Pazartesi, Mayıs 31, 2010

Güzel Havalar!


Başbakan Recep T. Erdoğan'ın Arjantin gezisini takip etmek üzere başkent Buenos Aires'e giden Marmara İletişim Gazetesi muhabiri Behlül Çalışkan, başbakanın gezisini iptal etmesi üzerine "Bu kadar yol geldim, trip atıp da geri dönemem" diyerek şehri bir güzel gezdi, dolaştı, hazır gitmişken bir konferansa katıldı ve Arjantin gezisi hakkındaki izlenimlerini gazetemiz için kaleme aldı. Sözü kendisine bırakıyoruz...



İlk Adım

24 saate yakın bir uçuşun ardından dünyanın bir ucuna ayak attığımızda kendimizi bavul ve çanta sorunsalıyla yüz yüze bulduk. Bavullarımızın biri gelmemişti ve bu konuyu çözmeye çalışırken gezi boyunca yaşayacağımız dil problemiyle de tanıştık. Bavulumuzun ertesi gün kaldığımız hostele gönderileceğini öğrenip rahatladığımız anda sırt çantamı bir yerlerde unuttuğumu farkettim. Havaalanında İngilizce bilen ender kişilerden birini bulup da içinde netbook başta olmak üzere yokluğu hissedilecek olan diğer eşyaların olduğu çantamı bulunca, gezi boyunca tedirginliğini yaşadığımız kapkaç vakalarından çok insanın asıl kendine mukayyet olması gerekliliğini de fark ettik.

Buenos Aires'in en kötü hostelinde kaldığımızdan olsa gerek, ilk gün şehir gerçekten korkunç geldi.
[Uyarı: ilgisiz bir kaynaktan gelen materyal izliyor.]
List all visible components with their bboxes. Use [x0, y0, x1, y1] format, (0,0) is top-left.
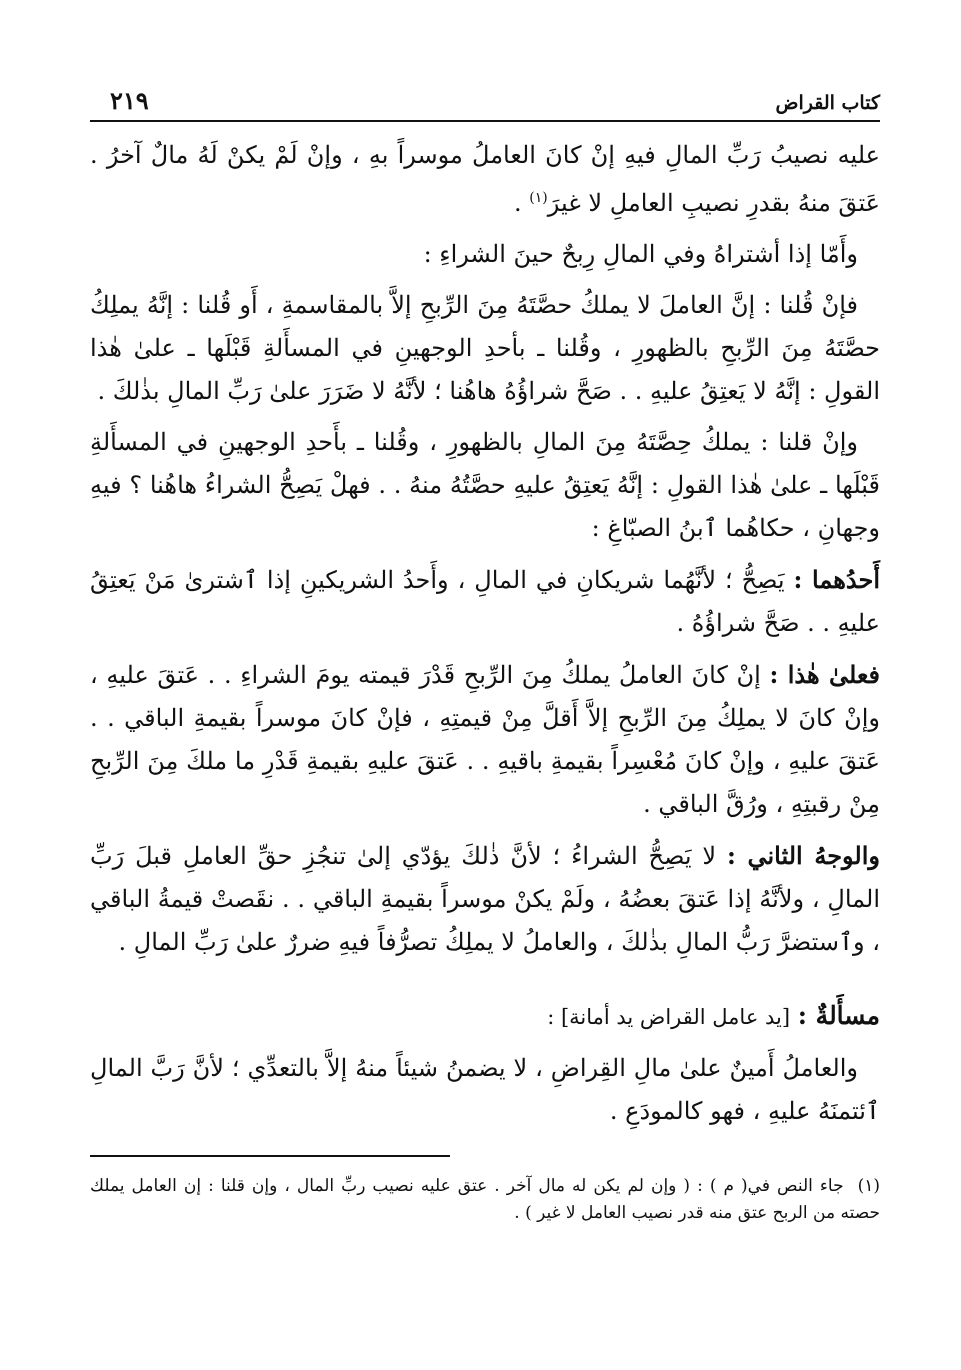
footnote-reference: (١)	[529, 190, 548, 206]
running-title: كتاب القراض	[775, 92, 880, 114]
footnote-mark: (١)	[857, 1176, 880, 1196]
paragraph-7	[90, 834, 880, 964]
page-number: ٢١٩	[110, 86, 149, 115]
masala-note: [يد عامل القراض يد أمانة] :	[547, 1005, 791, 1029]
paragraph-text: يَصِحُّ ؛ لأنَّهُما شريكانِ في المالِ ، وأَحدُ الشريكينِ إذا ٱشترىٰ مَنْ يَعتِقُ عليهِ . . صَحَّ شراؤُهُ .	[90, 566, 880, 637]
paragraph-6	[90, 653, 880, 826]
paragraph-2	[90, 233, 880, 276]
paragraph-text: وإنْ قلنا : يملكُ حِصَّتَهُ مِنَ المالِ بالظهورِ ، وقُلنا ـ بأَحدِ الوجهينِ في المسأَلةِ قَبْلَها ـ علىٰ هٰذا القولِ : إنَّهُ يَعتِقُ عليهِ حصَّتُهُ منهُ . . فهلْ يَصِحُّ الشراءُ هاهُنا ؟ فيهِ وجهانِ ، حكاهُما ٱبنُ الصبّاغِ :	[90, 428, 880, 542]
paragraph-lead: أَحدُهما :	[793, 565, 880, 594]
paragraph-lead: فعلىٰ هٰذا :	[769, 660, 880, 689]
masala-paragraph	[90, 1047, 880, 1133]
footnote-text: جاء النص في( م ) : ( وإن لم يكن له مال آخر . عتق عليه نصيب ربِّ المال ، وإن قلنا : إن العامل يملك حصته من الربح عتق منه قدر نصيب العامل لا غير ) .	[90, 1176, 880, 1223]
paragraph-text: لا يَصِحُّ الشراءُ ؛ لأنَّ ذٰلكَ يؤدّي إلىٰ تنجُزِ حقِّ العاملِ قبلَ رَبِّ المالِ ، ولأنَّهُ إذا عَتقَ بعضُهُ ، ولَمْ يكنْ موسراً بقيمةِ الباقي . . نقَصتْ قيمةُ الباقي ، وٱستضرَّ رَبُّ المالِ بذٰلكَ ، والعاملُ لا يملِكُ تصرُّفاً فيهِ ضررٌ علىٰ رَبِّ المالِ .	[90, 842, 880, 956]
paragraph-text: إنْ كانَ العاملُ يملكُ مِنَ الرِّبحِ قَدْرَ قيمته يومَ الشراءِ . . عَتقَ عليهِ ، وإنْ كانَ لا يملِكُ مِنَ الرِّبحِ إلاَّ أَقلَّ مِنْ قيمتِهِ ، فإنْ كانَ موسراً بقيمةِ الباقي . . عَتقَ عليهِ ، وإنْ كانَ مُعْسِراً بقيمةِ باقيهِ . . عَتقَ عليهِ بقيمةِ قَدْرِ ما ملكَ مِنَ الرِّبحِ مِنْ رقبتِهِ ، ورُقَّ الباقي .	[90, 661, 881, 818]
paragraph-text: عليه نصيبُ رَبِّ المالِ فيهِ إنْ كانَ العاملُ موسراً بهِ ، وإنْ لَمْ يكنْ لَهُ مالٌ آخرُ . عَتقَ منهُ بقدرِ نصيبِ العاملِ لا غيرَ	[90, 141, 880, 217]
paragraph-lead: والوجهُ الثاني :	[727, 841, 880, 870]
paragraph-3	[90, 284, 880, 413]
footnote-divider	[90, 1155, 450, 1157]
running-header	[90, 84, 880, 122]
paragraph-4	[90, 421, 880, 550]
paragraph-tail: .	[514, 189, 530, 217]
masala-label: مسأَلةٌ :	[797, 1001, 880, 1030]
paragraph-1	[90, 134, 880, 225]
masala-heading	[90, 994, 880, 1039]
paragraph-text: فإنْ قُلنا : إنَّ العاملَ لا يملكُ حصَّتَهُ مِنَ الرِّبحِ إلاَّ بالمقاسمةِ ، أَو قُلنا : إنَّهُ يملِكُ حصَّتَهُ مِنَ الرِّبحِ بالظهورِ ، وقُلنا ـ بأحدِ الوجهينِ في المسأَلةِ قَبْلَها ـ علىٰ هٰذا القولِ : إنَّهُ لا يَعتِقُ عليهِ . . صَحَّ شراؤُهُ هاهُنا ؛ لأنَّهُ لا ضَرَرَ علىٰ رَبِّ المالِ بذٰلكَ .	[90, 291, 880, 405]
paragraph-text: وأَمّا إذا أشتراهُ وفي المالِ رِبحٌ حينَ الشراءِ :	[423, 240, 858, 268]
paragraph-5	[90, 558, 880, 645]
footnote	[90, 1173, 880, 1227]
paragraph-text: والعاملُ أَمينٌ علىٰ مالِ القِراضِ ، لا يضمنُ شيئاً منهُ إلاَّ بالتعدِّي ؛ لأنَّ رَبَّ المالِ ٱئتمنَهُ عليهِ ، فهو كالمودَعِ .	[90, 1054, 880, 1125]
book-page	[90, 84, 880, 1244]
Her yer Aksaray'a benziyordu. Sonraki iki gün kaldığımız ve Buenos Aires'in en cool barriosu olan San Telmo, şehrin izlerini hafızamıza kazımaya başladı.

San Telmo'da Pazar















Gördüğümüz her yeri İstanbul'daki bir semtle özdeşleştirme çabalarımız dahilinde, San Telmo'ya Beyoğlu'nu layık gördük; bu hususta bir ilk olduğumuzu söyleyemesem de... Orasının burasının dışında, Pazar günü kurulan panayırı unutulmazdı. Antika pazarları, tezgahlar, köşe başı yapılan tangolar, müzikler, sanatçılar büyüleyiciydi.
Aklımızın bir kenarını San Telmo'da bırakarak, Buenos Aires'in az buçuk kalburüstü takımının yaşadığı, şık kafeleri, mağazaları ve gece hayatı ile ünlü Palermo Viejho'da tuttuğumuz 1 odacık + 1 saloncuk evimize yerleştik. Artık daha az para ödediğimiz, sabah çıkıp akşam dönerek kendi yemeğimizi yaptığımız, neredeyse muhtarlığa gidip ikamet kaydımızı yaptıracak kadar benimsediğimiz küçük evimize yerleştik.

Bizim Mahalle
















Palermo Viejho, geniş parklarıyla ünlü Palermo barriosunun bir bölgesi. Tüm sokakları ve kaldırımları köpek pisliği dolu olsa da Buenos Aires Büyükşehir Belediyesi Parklar ve Bahçeler Müdürlüğü'nü tebrik etmek lazım, zira enfes çiçekleri, kocaman ağaçları, kuşları-böcekleri, gölleri vs. ile Palermo parkları harikaydı.

... ve diğerleri
Önümüzde daha iki haftaya yakın bir süre var ve Maradona'nın memleketi La Boca'yı görmeden Buenos Aires'i anlatmaya başlamamam lazımdı. Yoksulların, işçi sınıfının barriosu olan La Boca'ya gidecek olan gezginler, La Boca'nın çok tehlikeli bir yer olduğu gerekçesiyle uyarılıyor. Ama niyeyse zengin muhitlerinde, mağazasını yağmalamanızdan çekinip de korkusundan kapıdan içeriye sokmadan sizinle konuşan mağaza sahipleri beni daha çok tedirgin ediyor.